When you say relations, they are all on a single CSV file? I mean, like this, presuming a simple data model, with a relation to itself?

id;parent_id;name
4;1;Frank
1;;George
2;1;Costanza
3;1;Stella

If this is the case and it's out of order, I would write a Python script to reorder these and then import them.

I had a scenario a while back that I had a number of CSV files, but they were from individual models, where I loaded the first parent one, then the second, etc.

We wrote here custom importers that would read the data from a single CSV, and would do some processing on it, like check if it already existed, if some things were valid, etc. A method for each CSV file.

For CSV's that were big enough, we just split them in smaller files (around 200k records each) and processed them one after the other. The difference is that all the previous data that this big CSV depended on, was already in the database, imported by the same method described previously.

Without an example, I can't comment much more.

EDIT

Well, since you gave us your model, and based on the fact that the job model is already there, I would go for something like this:

  1. create a custom method, even if you one n you can invoke from the shell. A method/function or whatever, that will receive a single line of the file.
  2. In that method, discover how many offices that person is related to.
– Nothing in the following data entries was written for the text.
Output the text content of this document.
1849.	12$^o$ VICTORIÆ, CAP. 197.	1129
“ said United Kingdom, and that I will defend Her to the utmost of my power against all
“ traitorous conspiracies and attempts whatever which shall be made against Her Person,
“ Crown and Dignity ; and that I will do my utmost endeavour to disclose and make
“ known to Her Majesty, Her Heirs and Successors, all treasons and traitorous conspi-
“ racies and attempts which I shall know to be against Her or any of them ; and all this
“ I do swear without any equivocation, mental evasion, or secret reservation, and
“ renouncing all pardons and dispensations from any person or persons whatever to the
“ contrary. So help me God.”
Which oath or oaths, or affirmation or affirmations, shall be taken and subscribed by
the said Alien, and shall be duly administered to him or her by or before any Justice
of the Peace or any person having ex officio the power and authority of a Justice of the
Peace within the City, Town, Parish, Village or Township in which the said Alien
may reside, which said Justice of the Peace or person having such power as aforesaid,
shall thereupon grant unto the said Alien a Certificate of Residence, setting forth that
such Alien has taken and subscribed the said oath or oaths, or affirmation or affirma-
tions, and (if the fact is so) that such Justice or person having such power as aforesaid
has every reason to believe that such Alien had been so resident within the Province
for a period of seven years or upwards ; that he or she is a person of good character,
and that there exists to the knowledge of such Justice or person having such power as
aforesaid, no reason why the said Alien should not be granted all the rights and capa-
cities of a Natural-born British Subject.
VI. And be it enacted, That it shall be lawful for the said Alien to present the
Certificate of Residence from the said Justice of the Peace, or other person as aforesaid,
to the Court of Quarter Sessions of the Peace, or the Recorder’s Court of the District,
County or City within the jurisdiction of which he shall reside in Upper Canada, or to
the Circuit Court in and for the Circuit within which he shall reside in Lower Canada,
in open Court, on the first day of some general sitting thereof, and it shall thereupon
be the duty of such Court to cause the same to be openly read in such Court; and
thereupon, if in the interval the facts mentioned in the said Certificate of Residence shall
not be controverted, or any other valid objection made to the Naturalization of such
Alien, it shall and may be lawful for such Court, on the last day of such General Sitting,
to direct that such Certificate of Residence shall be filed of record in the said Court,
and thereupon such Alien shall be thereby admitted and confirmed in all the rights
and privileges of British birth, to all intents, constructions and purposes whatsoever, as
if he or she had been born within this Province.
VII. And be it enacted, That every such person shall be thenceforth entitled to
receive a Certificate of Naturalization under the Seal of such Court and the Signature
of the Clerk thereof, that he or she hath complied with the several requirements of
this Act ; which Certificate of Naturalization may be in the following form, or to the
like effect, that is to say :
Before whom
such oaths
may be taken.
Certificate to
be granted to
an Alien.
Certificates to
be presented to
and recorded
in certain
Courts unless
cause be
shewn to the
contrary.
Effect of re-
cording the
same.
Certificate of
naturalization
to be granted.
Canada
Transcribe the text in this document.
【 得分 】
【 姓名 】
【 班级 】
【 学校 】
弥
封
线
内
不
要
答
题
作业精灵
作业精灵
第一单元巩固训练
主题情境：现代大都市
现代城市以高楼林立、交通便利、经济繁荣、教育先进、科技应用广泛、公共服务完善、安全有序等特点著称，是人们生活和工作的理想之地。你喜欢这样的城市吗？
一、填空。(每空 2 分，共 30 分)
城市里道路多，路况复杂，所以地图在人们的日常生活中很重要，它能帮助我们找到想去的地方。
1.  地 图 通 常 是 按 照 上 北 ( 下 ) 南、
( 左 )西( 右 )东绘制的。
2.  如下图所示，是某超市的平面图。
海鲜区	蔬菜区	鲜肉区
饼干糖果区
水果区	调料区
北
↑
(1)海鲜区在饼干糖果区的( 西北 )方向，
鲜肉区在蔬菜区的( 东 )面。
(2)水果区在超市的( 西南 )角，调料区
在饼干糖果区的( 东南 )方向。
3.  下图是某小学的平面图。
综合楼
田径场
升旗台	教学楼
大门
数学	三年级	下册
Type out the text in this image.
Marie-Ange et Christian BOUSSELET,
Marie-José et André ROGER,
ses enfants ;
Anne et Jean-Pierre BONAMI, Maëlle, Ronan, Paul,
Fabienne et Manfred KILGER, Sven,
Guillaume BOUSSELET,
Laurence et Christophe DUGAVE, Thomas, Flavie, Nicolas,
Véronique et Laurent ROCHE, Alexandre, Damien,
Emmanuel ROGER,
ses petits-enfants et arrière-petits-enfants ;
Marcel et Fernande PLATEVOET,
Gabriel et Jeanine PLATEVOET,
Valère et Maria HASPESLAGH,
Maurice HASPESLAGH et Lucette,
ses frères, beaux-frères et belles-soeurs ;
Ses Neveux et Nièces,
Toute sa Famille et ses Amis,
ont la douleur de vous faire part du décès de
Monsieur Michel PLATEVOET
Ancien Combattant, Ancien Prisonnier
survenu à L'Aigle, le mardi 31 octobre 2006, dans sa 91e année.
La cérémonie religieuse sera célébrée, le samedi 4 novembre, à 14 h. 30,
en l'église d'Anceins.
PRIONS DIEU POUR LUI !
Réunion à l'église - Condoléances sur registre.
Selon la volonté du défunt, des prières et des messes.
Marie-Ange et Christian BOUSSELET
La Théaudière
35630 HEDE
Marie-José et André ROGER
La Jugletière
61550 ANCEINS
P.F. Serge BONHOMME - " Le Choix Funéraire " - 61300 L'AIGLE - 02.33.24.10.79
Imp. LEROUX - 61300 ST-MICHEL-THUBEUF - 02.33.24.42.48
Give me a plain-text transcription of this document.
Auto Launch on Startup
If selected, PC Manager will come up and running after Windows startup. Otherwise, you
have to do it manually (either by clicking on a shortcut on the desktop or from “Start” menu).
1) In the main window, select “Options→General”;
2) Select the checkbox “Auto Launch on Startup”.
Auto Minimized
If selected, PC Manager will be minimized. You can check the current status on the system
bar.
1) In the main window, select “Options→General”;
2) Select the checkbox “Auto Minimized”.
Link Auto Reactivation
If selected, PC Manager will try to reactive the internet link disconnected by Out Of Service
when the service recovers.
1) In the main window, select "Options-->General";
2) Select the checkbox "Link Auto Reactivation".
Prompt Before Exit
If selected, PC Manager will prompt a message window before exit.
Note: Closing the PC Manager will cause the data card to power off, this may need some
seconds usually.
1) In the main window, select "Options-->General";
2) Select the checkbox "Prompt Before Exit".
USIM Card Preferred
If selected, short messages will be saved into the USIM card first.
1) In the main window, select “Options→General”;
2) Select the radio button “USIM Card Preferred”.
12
Search to see if the office already exists in the DB. If so, use it to relate a person and the office. If not, create it and relate them
  3. Lookup for the job. Does it exist? Yes, then use it. No? Create it and then use it.

Something like this:

def process_line(line):

    data = line.split(";")
    person = Person()
    # fill in the person details that are in the CSV
    person.name = data[1]
    person.name = data[2]
    person.save() # you'll need to save to use the m2m

    offices = get_offices_from_line(line) # returns the plain data, not office instances

    for office in offices:

        obj, create = get_or_create(office_address=office)
        if (obj):
            person.offices.add(obj)

        if (create):
            person.offices.add(create)

    job_obj, job_create = get_or_create(job_title=data[5])
    # repeat

Be aware that the function above was not tested or guarded against any kind of errors. You'll need to:

  1. Do that yourself;
  2. Create the function that identifies the offices each person has. I don't know the data, but perhaps if you look at the field preceding the first office and look until the first field after all the offices you'll be able to grasp all of them;
  3. You'll need to create a function to parse the high level file, iterate the lines and pass them along your shiny import function.